I don’t know if this is related to the problem you’re having, but you’re doing something strange with your error codes. Why have you declared err as a (cl_int*)? It should just be a cl_int. The call to clCreateContextFromType should have a last parameter of “&err”.

I’m guessing you’re actually getting a CL_DEVICE_NOT_FOUND, but not interpreting the error code correctly.
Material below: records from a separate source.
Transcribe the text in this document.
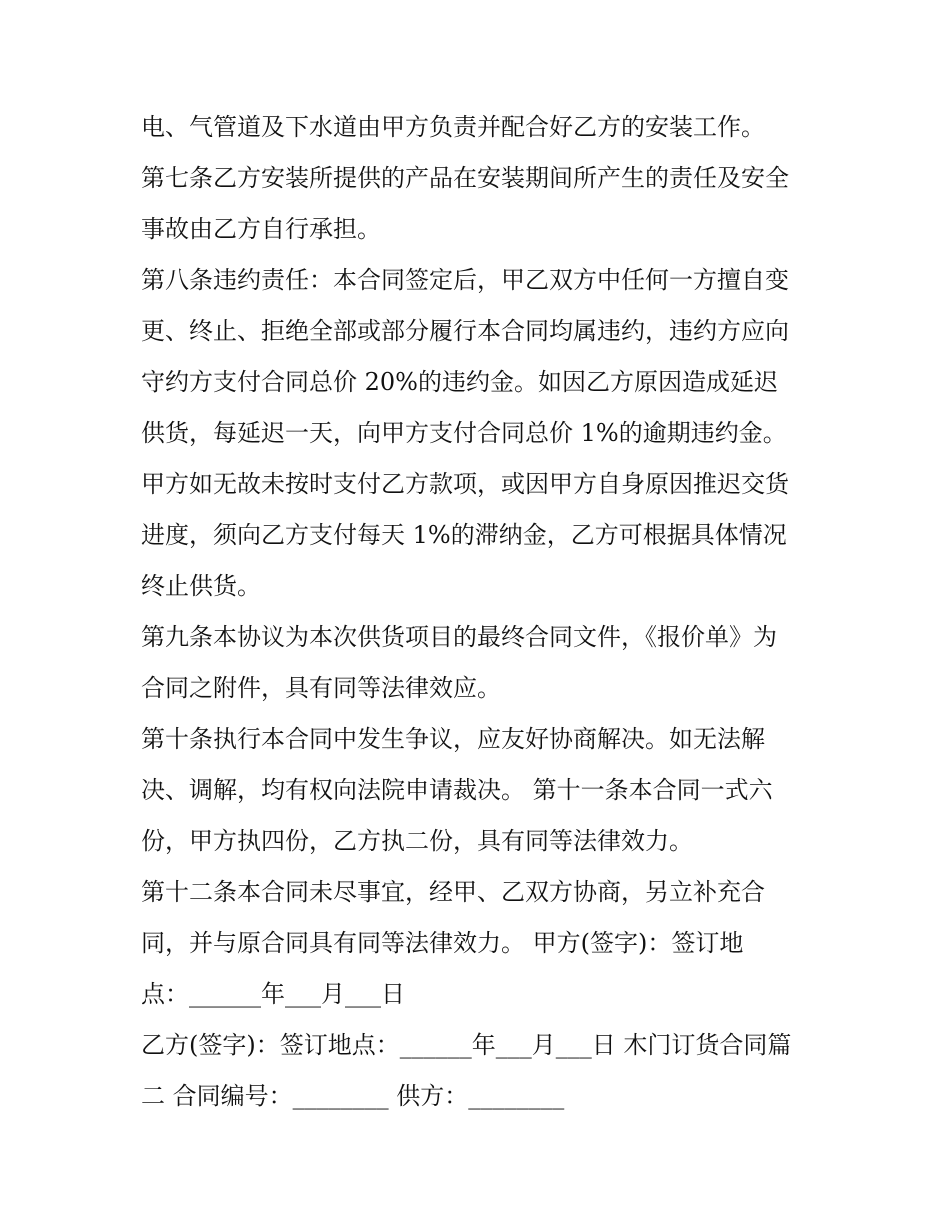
电、气管道及下水道由甲方负责并配合好乙方的安装工作。

第七条乙方安装所提供的产品在安装期间所产生的责任及安全

事故由乙方自行承担。

第八条违约责任：本合同签定后，甲乙双方中任何一方擅自变

更、终止、拒绝全部或部分履行本合同均属违约，违约方应向

守约方支付合同总价 20%的违约金。如因乙方原因造成延迟

供货，每延迟一天，向甲方支付合同总价 1%的逾期违约金。

甲方如无故未按时支付乙方款项，或因甲方自身原因推迟交货

进度，须向乙方支付每天 1%的滞纳金，乙方可根据具体情况

终止供货。

第九条本协议为本次供货项目的最终合同文件，《报价单》为

合同之附件，具有同等法律效应。

第十条执行本合同中发生争议，应友好协商解决。如无法解

决、调解，均有权向法院申请裁决。 第十一条本合同一式六

份，甲方执四份，乙方执二份，具有同等法律效力。

第十二条本合同未尽事宜，经甲、乙双方协商，另立补充合

同，并与原合同具有同等法律效力。 甲方(签字)：签订地

点：______年___月___日

乙方(签字)：签订地点：______年___月___日 木门订货合同篇

二 合同编号：________ 供方：________
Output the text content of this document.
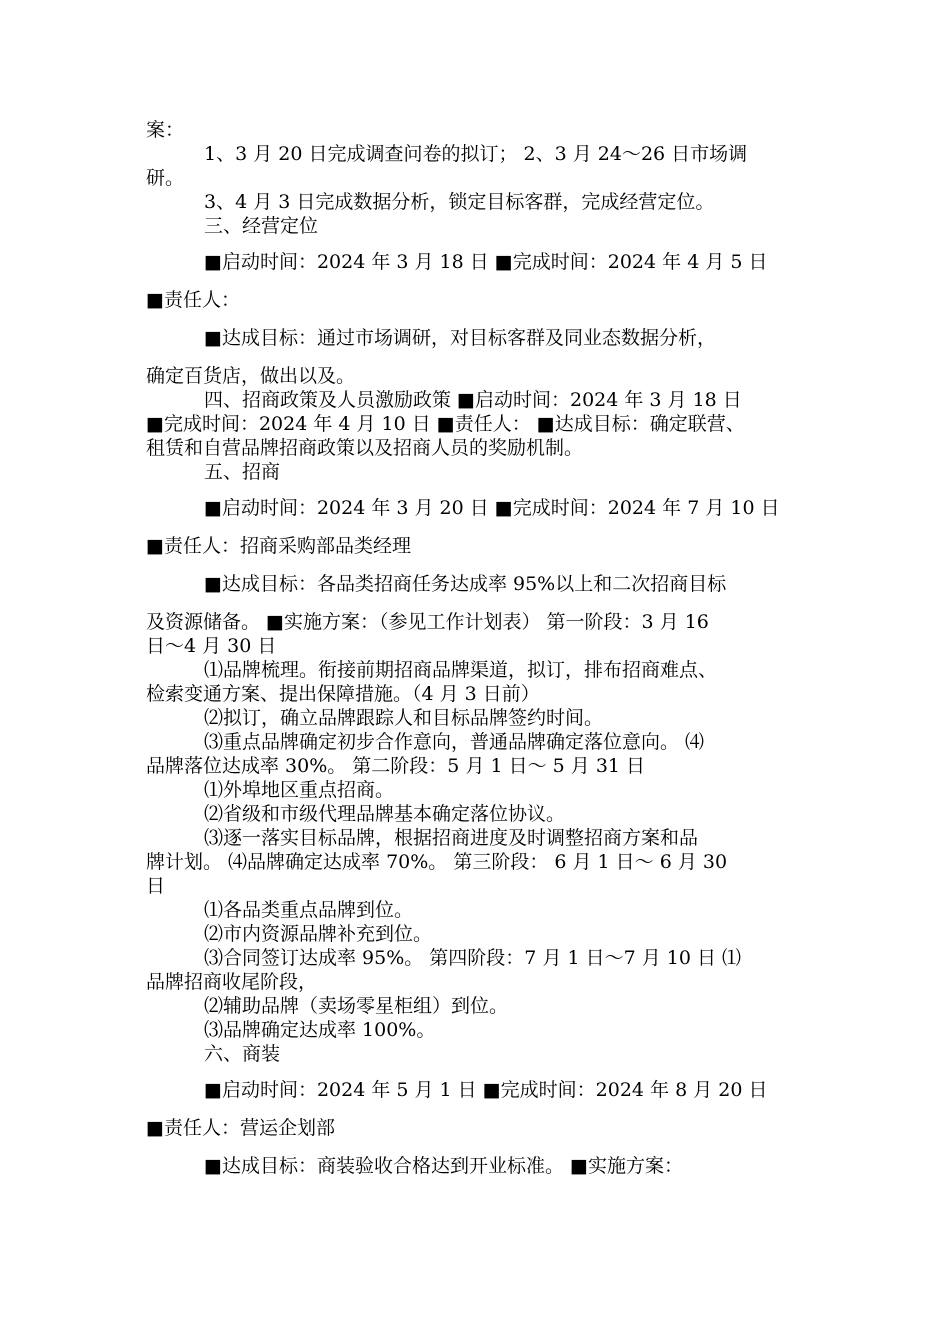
案：
1、3 月 20 日完成调查问卷的拟订； 2、3 月 24～26 日市场调
研。
3、4 月 3 日完成数据分析，锁定目标客群，完成经营定位。
三、经营定位
■启动时间：2024 年 3 月 18 日 ■完成时间：2024 年 4 月 5 日
■责任人：
■达成目标：通过市场调研，对目标客群及同业态数据分析，
确定百货店，做出以及。
四、招商政策及人员激励政策 ■启动时间：2024 年 3 月 18 日
■完成时间：2024 年 4 月 10 日 ■责任人： ■达成目标：确定联营、
租赁和自营品牌招商政策以及招商人员的奖励机制。
五、招商
■启动时间：2024 年 3 月 20 日 ■完成时间：2024 年 7 月 10 日
■责任人：招商采购部品类经理
■达成目标：各品类招商任务达成率 95%以上和二次招商目标
及资源储备。 ■实施方案：（参见工作计划表） 第一阶段：3 月 16
日～4 月 30 日
⑴品牌梳理。衔接前期招商品牌渠道，拟订，排布招商难点、
检索变通方案、提出保障措施。（4 月 3 日前）
⑵拟订，确立品牌跟踪人和目标品牌签约时间。
⑶重点品牌确定初步合作意向，普通品牌确定落位意向。 ⑷
品牌落位达成率 30%。 第二阶段：5 月 1 日～ 5 月 31 日
⑴外埠地区重点招商。
⑵省级和市级代理品牌基本确定落位协议。
⑶逐一落实目标品牌，根据招商进度及时调整招商方案和品
牌计划。 ⑷品牌确定达成率 70%。 第三阶段： 6 月 1 日～ 6 月 30
日
⑴各品类重点品牌到位。
⑵市内资源品牌补充到位。
⑶合同签订达成率 95%。 第四阶段：7 月 1 日～7 月 10 日 ⑴
品牌招商收尾阶段，
⑵辅助品牌（卖场零星柜组）到位。
⑶品牌确定达成率 100%。
六、商装
■启动时间：2024 年 5 月 1 日 ■完成时间：2024 年 8 月 20 日
■责任人：营运企划部
■达成目标：商装验收合格达到开业标准。 ■实施方案：
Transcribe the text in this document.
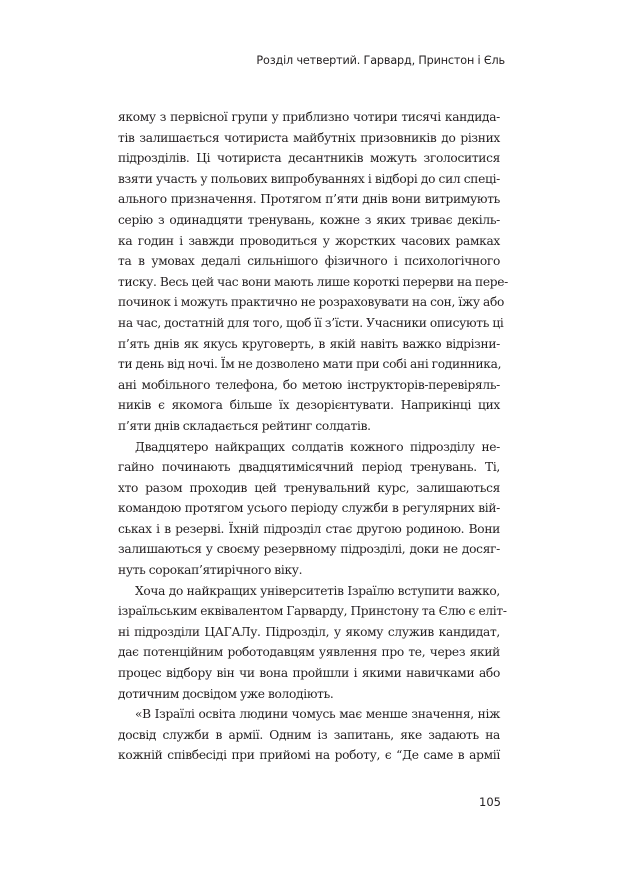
Розділ четвертий. Гарвард, Принстон і Єль

якому з первісної групи у приблизно чотири тисячі кандида-
тів залишається чотириста майбутніх призовників до різних
підрозділів. Ці чотириста десантників можуть зголоситися
взяти участь у польових випробуваннях і відборі до сил спеці-
ального призначення. Протягом п’яти днів вони витримують
серію з одинадцяти тренувань, кожне з яких триває декіль-
ка годин і завжди проводиться у жорстких часових рамках
та в умовах дедалі сильнішого фізичного і психологічного
тиску. Весь цей час вони мають лише короткі перерви на пере-
починок і можуть практично не розраховувати на сон, їжу або
на час, достатній для того, щоб її з’їсти. Учасники описують ці
п’ять днів як якусь круговерть, в якій навіть важко відрізни-
ти день від ночі. Їм не дозволено мати при собі ані годинника,
ані мобільного телефона, бо метою інструкторів-перевіряль-
ників є якомога більше їх дезорієнтувати. Наприкінці цих
п’яти днів складається рейтинг солдатів.

Двадцятеро найкращих солдатів кожного підрозділу не-
гайно починають двадцятимісячний період тренувань. Ті,
хто разом проходив цей тренувальний курс, залишаються
командою протягом усього періоду служби в регулярних вій-
ськах і в резерві. Їхній підрозділ стає другою родиною. Вони
залишаються у своєму резервному підрозділі, доки не досяг-
нуть сорокап’ятирічного віку.

Хоча до найкращих університетів Ізраїлю вступити важко,
ізраїльським еквівалентом Гарварду, Принстону та Єлю є еліт-
ні підрозділи ЦАГАЛу. Підрозділ, у якому служив кандидат,
дає потенційним роботодавцям уявлення про те, через який
процес відбору він чи вона пройшли і якими навичками або
дотичним досвідом уже володіють.

«В Ізраїлі освіта людини чомусь має менше значення, ніж
досвід служби в армії. Одним із запитань, яке задають на
кожній співбесіді при прийомі на роботу, є “Де саме в армії

105
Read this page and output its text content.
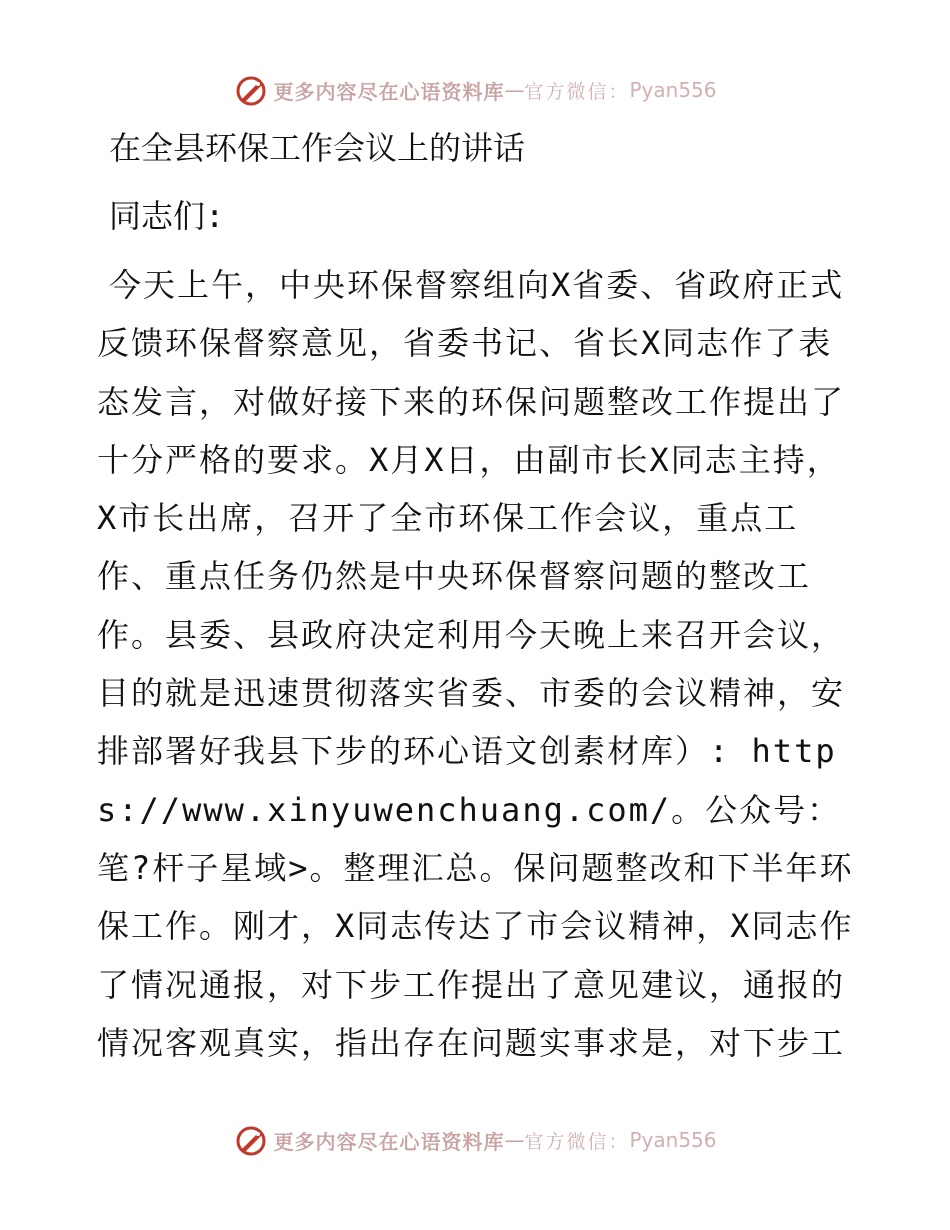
更多内容尽在心语资料库 — 官方微信： Pyan556
在全县环保工作会议上的讲话

同志们:

今天上午，中央环保督察组向X省委、省政府正式反馈环保督察意见，省委书记、省长X同志作了表态发言，对做好接下来的环保问题整改工作提出了十分严格的要求。X月X日，由副市长X同志主持，X市长出席，召开了全市环保工作会议，重点工作、重点任务仍然是中央环保督察问题的整改工作。县委、县政府决定利用今天晚上来召开会议，目的就是迅速贯彻落实省委、市委的会议精神，安排部署好我县下步的环心语文创素材库）: https://www.xinyuwenchuang.com/。公众号：笔?杆子星域>。整理汇总。保问题整改和下半年环保工作。刚才，X同志传达了市会议精神，X同志作了情况通报，对下步工作提出了意见建议，通报的情况客观真实，指出存在问题实事求是，对下步工

更多内容尽在心语资料库 — 官方微信： Pyan556
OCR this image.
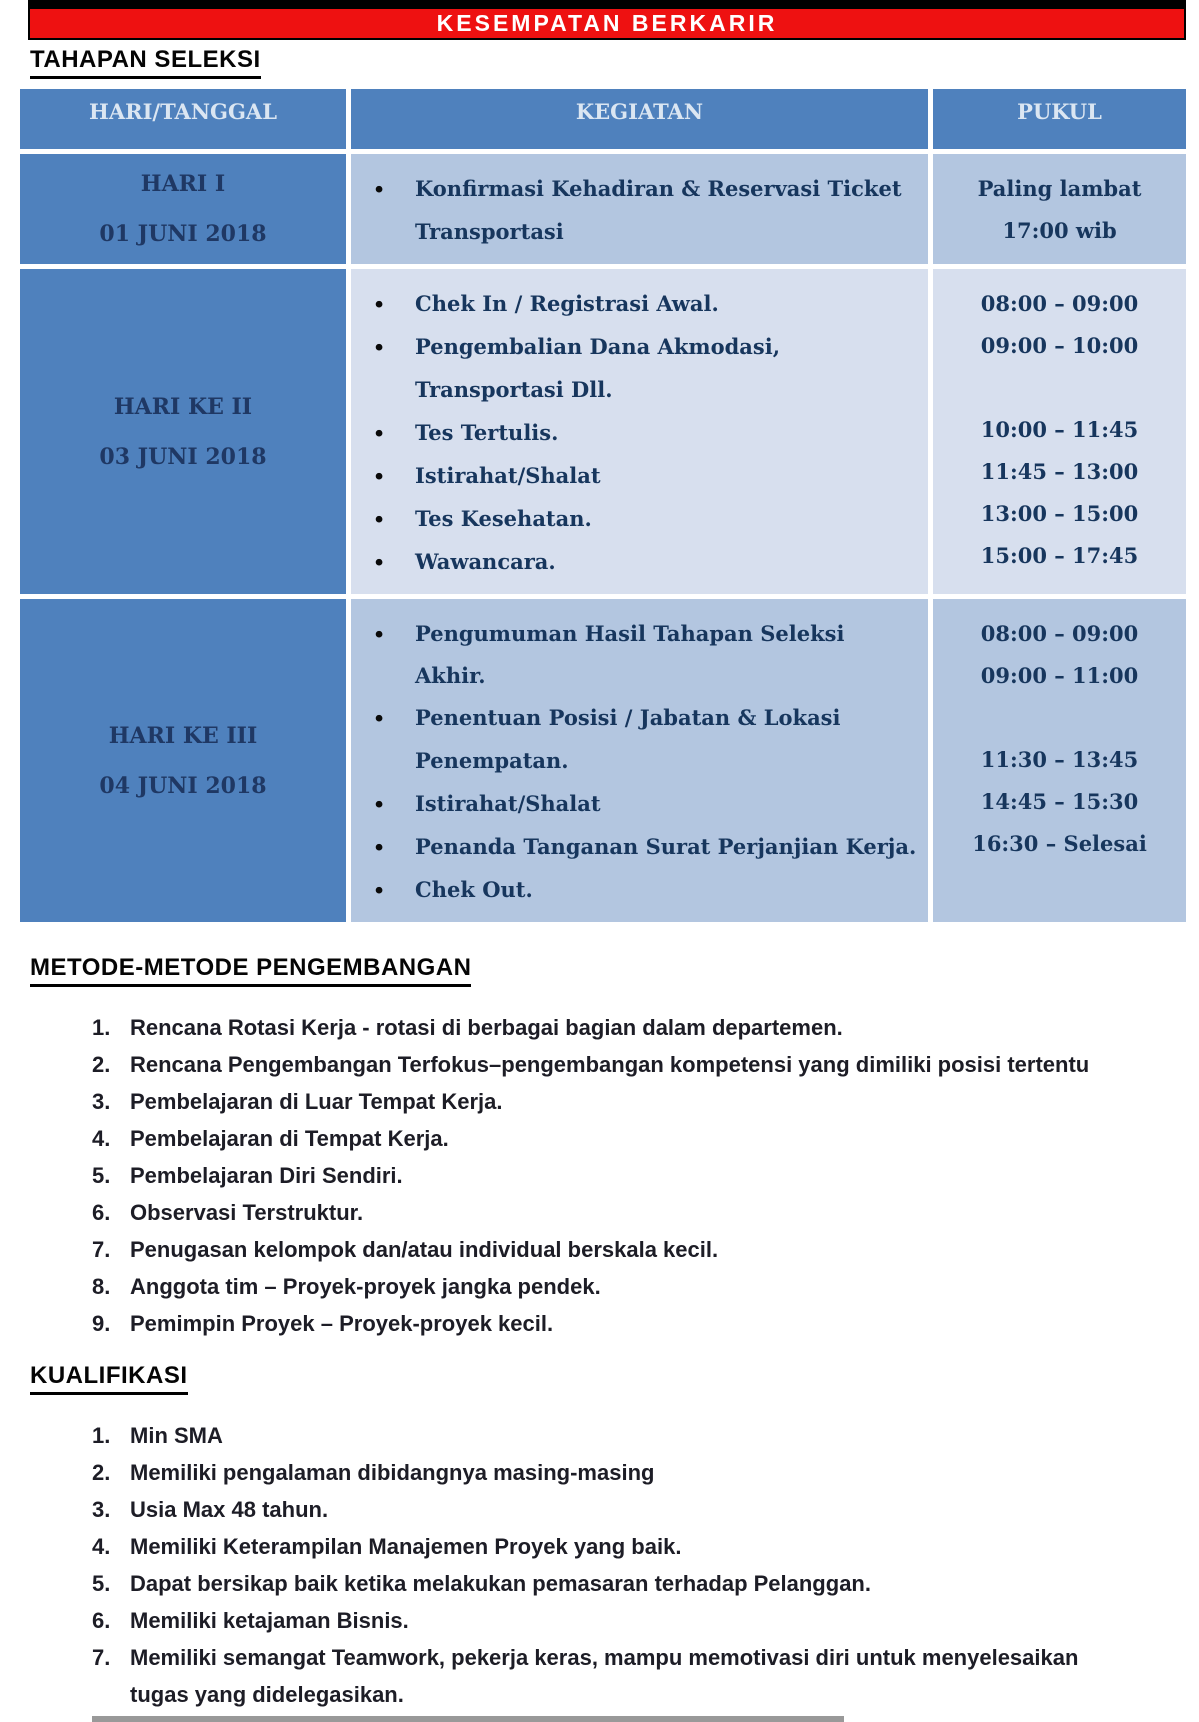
KESEMPATAN BERKARIR
TAHAPAN SELEKSI
HARI/TANGGAL	KEGIATAN	PUKUL
HARI I
01 JUNI 2018
•
Konfirmasi Kehadiran & Reservasi Ticket
Transportasi
Paling lambat
17:00 wib
HARI KE II
03 JUNI 2018
•
Chek In / Registrasi Awal.
•
Pengembalian Dana Akmodasi,
Transportasi Dll.
•
Tes Tertulis.
•
Istirahat/Shalat
•
Tes Kesehatan.
•
Wawancara.
08:00 – 09:00
09:00 – 10:00
10:00 – 11:45
11:45 – 13:00
13:00 – 15:00
15:00 – 17:45
HARI KE III
04 JUNI 2018
•
Pengumuman Hasil Tahapan Seleksi Akhir.
•
Penentuan Posisi / Jabatan & Lokasi
Penempatan.
•
Istirahat/Shalat
•
Penanda Tanganan Surat Perjanjian Kerja.
•
Chek Out.
08:00 – 09:00
09:00 – 11:00
11:30 – 13:45
14:45 – 15:30
16:30 – Selesai
METODE-METODE PENGEMBANGAN
1. Rencana Rotasi Kerja - rotasi di berbagai bagian dalam departemen.
2. Rencana Pengembangan Terfokus–pengembangan kompetensi yang dimiliki posisi tertentu
3. Pembelajaran di Luar Tempat Kerja.
4. Pembelajaran di Tempat Kerja.
5. Pembelajaran Diri Sendiri.
6. Observasi Terstruktur.
7. Penugasan kelompok dan/atau individual berskala kecil.
8. Anggota tim – Proyek-proyek jangka pendek.
9. Pemimpin Proyek – Proyek-proyek kecil.
KUALIFIKASI
1. Min SMA
2. Memiliki pengalaman dibidangnya masing-masing
3. Usia Max 48 tahun.
4. Memiliki Keterampilan Manajemen Proyek yang baik.
5. Dapat bersikap baik ketika melakukan pemasaran terhadap Pelanggan.
6. Memiliki ketajaman Bisnis.
7. Memiliki semangat Teamwork, pekerja keras, mampu memotivasi diri untuk menyelesaikan tugas yang didelegasikan.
Some implementations don’t have a CPU device, unfortunately.

naroqueen · December 14, 2010, 2:48pm

Some implementations don’t have a CPU device, unfortunately.

Thanks very much for the reply but if it is not supported, how can I debug my opencl code on cpu? is there any way to do this with my Nvidia drive or the only way is to install ATI drive which enables running opencl code on cpu?

Also I have a small question if you please; how can I run on 1 work item in a loop? :-

Even there though you can usually start by creating it as 1 work-item that you enqueue from a loop.

sorry for my many questions and thanks a lot for you cooperation!

andrew.brownsword · December 16, 2010, 8:26am

Yes, you can try installing the AMD and now Intel implementations. The committee has defined an ICD model that all vendors are adhering to so that you can have one system with multiple implementations installed, and Programs which use the clPLatform APIs to choose between at runtime.